Interestingly, despite the widespread panic of this moment, this is far from the first time that the insurance sector has been there to provide a security net. Many insurance companies have been around for decades, even centuries.


For example, after the Great Fire of London in 1666, many groups of underwriters began offering fire and property insurance in response to the chaos that ensued – it’s likely that Lloyds of London, the British insurance market, was one of these primary players. In 1918, during the Spanish Flu pandemic and at the height of WWI, National Life followed through on all flu- and war-related claims. Finally, New York Life has weathered a handful of storms, including Yellow Fever, Spanish Flu, both world wars, the Great Depression, and the 2008 financial crisis. In each of these examples, the insurance sector stepped up to protect people and businesses amidst each unique crisis.


It is with this historical foundation that today’s insurers retain confidence in their ability to serve and protect their policyholders. With estimated timelines of this pandemic hazy at best, insurers are nonetheless making proactive changes. An increasing number of health insurance providers are waiving out-of-pocket costs for COVID-19 patients. Car insurance companies are pausing payments and policy expirations; others are considering offsetting premiums since most people’s mileage will be down significantly. Many insurance companies are working closely with insurance trade associates, lawmakers, and regulators to ensure the increased number of business interruption insurance claims, travel insurance claims, and others are being treated fairly without risking further economic turmoil in the industry.

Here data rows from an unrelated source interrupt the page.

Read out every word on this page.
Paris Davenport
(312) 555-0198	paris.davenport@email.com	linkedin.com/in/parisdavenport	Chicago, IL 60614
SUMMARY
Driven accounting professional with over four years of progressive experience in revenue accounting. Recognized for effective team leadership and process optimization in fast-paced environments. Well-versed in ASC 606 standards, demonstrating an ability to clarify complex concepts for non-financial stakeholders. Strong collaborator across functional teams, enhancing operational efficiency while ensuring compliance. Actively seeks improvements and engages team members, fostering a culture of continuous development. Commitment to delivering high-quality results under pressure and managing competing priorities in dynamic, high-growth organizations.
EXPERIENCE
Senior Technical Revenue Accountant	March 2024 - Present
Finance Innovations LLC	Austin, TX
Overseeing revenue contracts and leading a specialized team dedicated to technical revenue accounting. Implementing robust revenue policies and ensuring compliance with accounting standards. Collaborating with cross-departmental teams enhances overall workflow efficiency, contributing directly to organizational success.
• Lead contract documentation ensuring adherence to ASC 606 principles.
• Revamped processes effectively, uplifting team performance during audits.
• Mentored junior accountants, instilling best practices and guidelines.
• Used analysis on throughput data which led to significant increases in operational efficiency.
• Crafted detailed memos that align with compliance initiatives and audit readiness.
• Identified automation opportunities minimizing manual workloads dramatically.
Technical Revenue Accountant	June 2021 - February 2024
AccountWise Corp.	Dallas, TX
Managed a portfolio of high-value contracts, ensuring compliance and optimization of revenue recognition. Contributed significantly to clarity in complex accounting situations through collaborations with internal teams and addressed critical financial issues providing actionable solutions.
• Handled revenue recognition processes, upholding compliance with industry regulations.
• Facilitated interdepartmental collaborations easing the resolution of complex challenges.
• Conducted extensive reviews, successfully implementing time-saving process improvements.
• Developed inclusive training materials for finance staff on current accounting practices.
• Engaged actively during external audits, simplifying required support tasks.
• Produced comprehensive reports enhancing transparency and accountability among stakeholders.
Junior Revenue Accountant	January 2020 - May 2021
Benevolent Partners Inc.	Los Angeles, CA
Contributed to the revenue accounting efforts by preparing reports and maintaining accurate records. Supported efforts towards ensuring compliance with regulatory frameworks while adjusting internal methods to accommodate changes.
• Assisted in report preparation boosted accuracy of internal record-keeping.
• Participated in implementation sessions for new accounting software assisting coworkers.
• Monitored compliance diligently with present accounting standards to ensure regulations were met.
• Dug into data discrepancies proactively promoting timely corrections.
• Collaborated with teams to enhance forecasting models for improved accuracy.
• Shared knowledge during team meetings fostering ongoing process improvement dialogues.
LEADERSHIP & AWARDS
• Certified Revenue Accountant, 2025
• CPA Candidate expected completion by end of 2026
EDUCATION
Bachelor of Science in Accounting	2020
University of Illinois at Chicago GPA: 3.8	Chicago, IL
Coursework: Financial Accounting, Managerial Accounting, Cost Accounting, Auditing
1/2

Given this reality, what does the future look like for the insurance sector? Many industry experts are confident that insurers will come out of this stronger than ever. But not without careful analysis of best practices, business models, and core principles. More regulation is likely – something we also saw in the aftermath of the 2008 recession. Many companies are realizing that traditional policy terms and conditions are steeped in jargon and legalese that most policyholders simply don’t understand – something that quickly leads to greater challenges in crises like this. Some experts believe that insurers need to reassess how they define and calculate risk. Finally, there is the growing emergence of insurtech, which could reveal massive benefits, particularly in how big data and predictive analytics drive decision-making in the insurance industry.


At the end of the day, the insurance sector plays a critical role in crisis response, and the coronavirus is bringing to light both the strengths and weaknesses of the industry. Every insurer’s goal is to provide peace of mind to their customers, and never has that been more important than now.